Un multimillonario qatarí ha puesto sus ojos en la Patagonia argentina y ha adquirido una inmensa propiedad para llevar a cabo un proyecto sin precedentes: una residencia de lujo y tres centrales hidroeléctricas en plena naturaleza.
La noticia ha despertado preocupación entre organizaciones ambientales y comunidades locales, que temen el impacto irreversible en una región de alto valor natural. ¿Qué motiva esta ambiciosa inversión y cuáles son sus posibles consecuencias?
Una compra estratégica en la Patagonia

El empresario Abdulhadi Mana A Sh Al-Hajri, cuñado del emir de Qatar Tamim bin Hamad Al Thani, adquirió 10.000 hectáreas en la Patagonia argentina en 2017. La transacción se realizó a través de la empresa Baguales Acquisitions S.A., asociada al extenista argentino Gastón Gaudio. La propiedad está ubicada en la meseta Baguales, cerca del río Villegas, a unos 50 kilómetros de San Carlos de Bariloche.
Esta vasta extensión de terreno, anteriormente perteneciente al grupo belga Burco, se encuentra en una zona de cerros y bosques nativos que la convierten en un enclave estratégico dentro de la Patagonia. La compra ha generado revuelo, ya que muchos consideran que vender tierras de alto valor natural a capitales extranjeros podría poner en riesgo la conservación de la biodiversidad local.
Aunque el proyecto aún no se ha presentado oficialmente en su totalidad, las intenciones son claras: construir un complejo autosuficiente en energía, que incluya una lujosa residencia privada y tres centrales hidroeléctricas. La comunidad local sigue esperando respuestas concretas sobre los permisos y los estudios de impacto ambiental.
Las hidroeléctricas que preocupan a los ambientalistas

El plan de Al-Hajri incluye la construcción de tres centrales hidroeléctricas en el arroyo Baguales, con el objetivo de generar hasta 920 kilovatios de energía. Según información del diario Río Negro, el Departamento Provincial de Aguas otorgó a la empresa Río Villegas —controlada por Baguales Acquisitions S.A.— el permiso para explotar los recursos hídricos durante 30 años.
El proyecto no está exento de polémica. Las organizaciones ambientalistas han expresado su preocupación por el impacto que podría tener sobre el ecosistema local, especialmente en una región reconocida por su biodiversidad y cercanía a áreas protegidas.

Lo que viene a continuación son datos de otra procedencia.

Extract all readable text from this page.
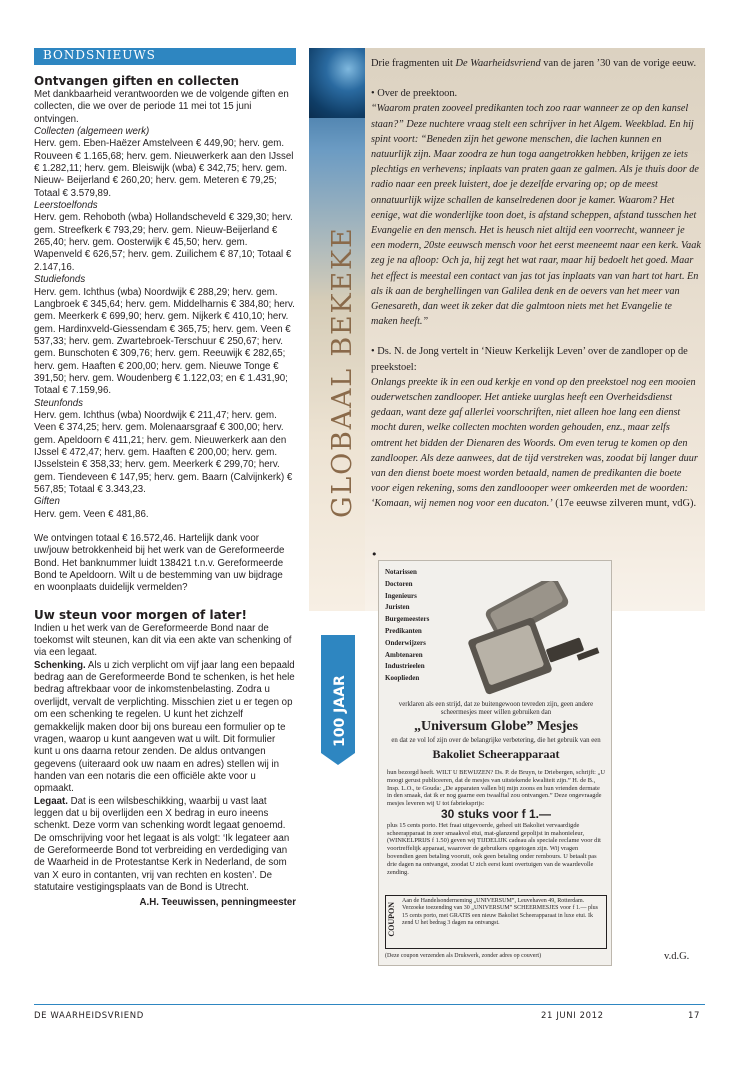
BONDSNIEUWS
Ontvangen giften en collecten

Met dankbaarheid verantwoorden we de volgende giften en collecten, die we over de periode 11 mei tot 15 juni ontvingen.

Collecten (algemeen werk)

Herv. gem. Eben-Haëzer Amstelveen € 449,90; herv. gem. Rouveen € 1.165,68; herv. gem. Nieuwerkerk aan den IJssel € 1.282,11; herv. gem. Bleiswijk (wba) € 342,75; herv. gem. Nieuw- Beijerland € 260,20; herv. gem. Meteren € 79,25; Totaal € 3.579,89.

Leerstoelfonds

Herv. gem. Rehoboth (wba) Hollandscheveld € 329,30; herv. gem. Streefkerk € 793,29; herv. gem. Nieuw-Beijerland € 265,40; herv. gem. Oosterwijk € 45,50; herv. gem. Wapenveld € 626,57; herv. gem. Zuilichem € 87,10; Totaal € 2.147,16.

Studiefonds

Herv. gem. Ichthus (wba) Noordwijk € 288,29; herv. gem. Langbroek € 345,64; herv. gem. Middelharnis € 384,80; herv. gem. Meerkerk € 699,90; herv. gem. Nijkerk € 410,10; herv. gem. Hardinxveld-Giessendam € 365,75; herv. gem. Veen € 537,33; herv. gem. Zwartebroek-Terschuur € 250,67; herv. gem. Bunschoten € 309,76; herv. gem. Reeuwijk € 282,65; herv. gem. Haaften € 200,00; herv. gem. Nieuwe Tonge € 391,50; herv. gem. Woudenberg € 1.122,03; en € 1.431,90; Totaal € 7.159,96.

Steunfonds

Herv. gem. Ichthus (wba) Noordwijk € 211,47; herv. gem. Veen € 374,25; herv. gem. Molenaarsgraaf € 300,00; herv. gem. Apeldoorn € 411,21; herv. gem. Nieuwerkerk aan den IJssel € 472,47; herv. gem. Haaften € 200,00; herv. gem. IJsselstein € 358,33; herv. gem. Meerkerk € 299,70; herv. gem. Tiendeveen € 147,95; herv. gem. Baarn (Calvijnkerk) € 567,85; Totaal € 3.343,23.

Giften

Herv. gem. Veen € 481,86.

We ontvingen totaal € 16.572,46. Hartelijk dank voor uw/jouw betrokkenheid bij het werk van de Gereformeerde Bond. Het banknummer luidt 138421 t.n.v. Gereformeerde Bond te Apeldoorn. Wilt u de bestemming van uw bijdrage en woonplaats duidelijk vermelden?

Uw steun voor morgen of later!

Indien u het werk van de Gereformeerde Bond naar de toekomst wilt steunen, kan dit via een akte van schenking of via een legaat.

Schenking. Als u zich verplicht om vijf jaar lang een bepaald bedrag aan de Gereformeerde Bond te schenken, is het hele bedrag aftrekbaar voor de inkomstenbelasting. Zodra u overlijdt, vervalt de verplichting. Misschien ziet u er tegen op om een schenking te regelen. U kunt het zichzelf gemakkelijk maken door bij ons bureau een formulier op te vragen, waarop u kunt aangeven wat u wilt. Dit formulier kunt u ons daarna retour zenden. De aldus ontvangen gegevens (uiteraard ook uw naam en adres) stellen wij in handen van een notaris die een officiële akte voor u opmaakt.

Legaat. Dat is een wilsbeschikking, waarbij u vast laat leggen dat u bij overlijden een X bedrag in euro ineens schenkt. Deze vorm van schenking wordt legaat genoemd. De omschrijving voor het legaat is als volgt: ‘Ik legateer aan de Gereformeerde Bond tot verbreiding en verdediging van de Waarheid in de Protestantse Kerk in Nederland, de som van X euro in contanten, vrij van rechten en kosten’. De statutaire vestigingsplaats van de Bond is Utrecht.

A.H. Teeuwissen, penningmeester

GLOBAAL BEKEKEN
100 JAAR

Drie fragmenten uit De Waarheidsvriend van de jaren ’30 van de vorige eeuw.

• Over de preektoon.

“Waarom praten zooveel predikanten toch zoo raar wanneer ze op den kansel staan?” Deze nuchtere vraag stelt een schrijver in het Algem. Weekblad. En hij spint voort: “Beneden zijn het gewone menschen, die lachen kunnen en natuurlijk zijn. Maar zoodra ze hun toga aangetrokken hebben, krijgen ze iets plechtigs en verhevens; inplaats van praten gaan ze galmen. Als je thuis door de radio naar een preek luistert, doe je dezelfde ervaring op; op de meest onnatuurlijk wijze schallen de kanselredenen door je kamer. Waarom? Het eenige, wat die wonderlijke toon doet, is afstand scheppen, afstand tusschen het Evangelie en den mensch. Het is heusch niet altijd een voorrecht, wanneer je een modern, 20ste eeuwsch mensch voor het eerst meeneemt naar een kerk. Vaak zeg je na afloop: Och ja, hij zegt het wat raar, maar hij bedoelt het goed. Maar het effect is meestal een contact van jas tot jas inplaats van van hart tot hart. En als ik aan de berghellingen van Galilea denk en de oevers van het meer van Genesareth, dan weet ik zeker dat die galmtoon niets met het Evangelie te maken heeft.”

• Ds. N. de Jong vertelt in ‘Nieuw Kerkelijk Leven’ over de zandloper op de preekstoel:

Onlangs preekte ik in een oud kerkje en vond op den preekstoel nog een mooien ouderwetschen zandlooper. Het antieke uurglas heeft een Overheidsdienst gedaan, want deze gaf allerlei voorschriften, niet alleen hoe lang een dienst mocht duren, welke collecten mochten worden gehouden, enz., maar zelfs omtrent het bidden der Dienaren des Woords. Om even terug te komen op den zandlooper. Als deze aanwees, dat de tijd verstreken was, zoodat bij langer duur van den dienst boete moest worden betaald, namen de predikanten die boete voor eigen rekening, soms den zandloooper weer omkeerden met de woorden: ‘Komaan, wij nemen nog voor een ducaton.’ (17e eeuwse zilveren munt, vdG).

•
Notarissen
Doctoren
Ingenieurs
Juristen
Burgemeesters
Predikanten
Onderwijzers
Ambtenaren
Industrieelen
Kooplieden
verklaren als een strijd, dat ze buitengewoon tevreden zijn, geen andere scheermesjes meer willen gebruiken dan
„Universum Globe” Mesjes
en dat ze vol lof zijn over de belangrijke verbetering, die het gebruik van een
Bakoliet Scheerapparaat
hun bezorgd heeft. WILT U BEWIJZEN? Ds. P. de Bruyn, te Driebergen, schrijft: „U moogt gerust publiceeren, dat de mesjes van uitstekende kwaliteit zijn.” H. de B., Insp. L.O., te Gouda: „De apparaten vallen bij mijn zoons en hun vrienden dermate in den smaak, dat ik er nog gaarne een twaalftal zou ontvangen.” Deze ongevraagde mesjes leveren wij U tot fabrieksprijs:
30 stuks voor f 1.—
plus 15 cents porto. Het fraai uitgevoerde, geheel uit Bakoliet vervaardigde scheerapparaat in zeer smaakvol etui, mat-glanzend gepolijst in mahonieleur, (WINKELPRIJS f 1.50) geven wij TIJDELIJK cadeau als speciale reclame voor dit voortreffelijk apparaat, waarover de gebruikers opgetogen zijn. Wij vragen bovendien geen betaling vooruit, ook geen betaling onder rembours. U betaalt pas drie dagen na ontvangst, zoodat U zich eerst kunt overtuigen van de waardevolle zending.
COUPON
Aan de Handelsonderneming „UNIVERSUM”, Leuvehaven 49, Rotterdam. Verzoeke toezending van 30 „UNIVERSUM” SCHEERMESJES voor f 1.— plus 15 cents porto, met GRATIS een nieuw Bakoliet Scheerapparaat in luxe etui. Ik zend U het bedrag 3 dagen na ontvangst.
(Deze coupon verzenden als Drukwerk, zonder adres op couvert)	v.d.G.
DE WAARHEIDSVRIEND	21 JUNI 2012	17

Además, muchos habitantes de la zona temen que el desarrollo de infraestructuras energéticas afecte negativamente el flujo natural de los ríos y arroyos, alterando el equilibrio del entorno.
La polémica sobre la venta de tierras estratégicas

Este tipo de adquisiciones en regiones naturales de gran valor despierta el debate sobre la conveniencia de permitir que capitales extranjeros se apropien de territorios estratégicos. Si bien algunos ven en estos proyectos una oportunidad de inversión y desarrollo, otros consideran que el precio a pagar podría ser demasiado alto en términos ambientales y sociales.
La participación de capitales qataríes en Argentina no es un fenómeno reciente. Desde 2019, Qatar Petroleum colabora con Shell en la exploración marítima de hidrocarburos. Sin embargo, este megaproyecto hidroeléctrico pone en evidencia la necesidad de un debate público más amplio sobre el impacto de la inversión extranjera en zonas de alto valor natural.
¿Qué nos depara el futuro?

La falta de información oficial y la ausencia de estudios de impacto ambiental transparentes generan incertidumbre en la comunidad local y entre los grupos ecologistas. Aunque algunos sectores ven en la inversión qatarí una fuente de empleo y desarrollo, otros exigen mayor claridad y responsabilidad en la toma de decisiones.
Mientras tanto, el proyecto sigue avanzando, y la incógnita permanece: ¿será esta megaresidencia un ícono de progreso o el inicio de un conflicto socioambiental en una de las regiones más emblemáticas de la Patagonia?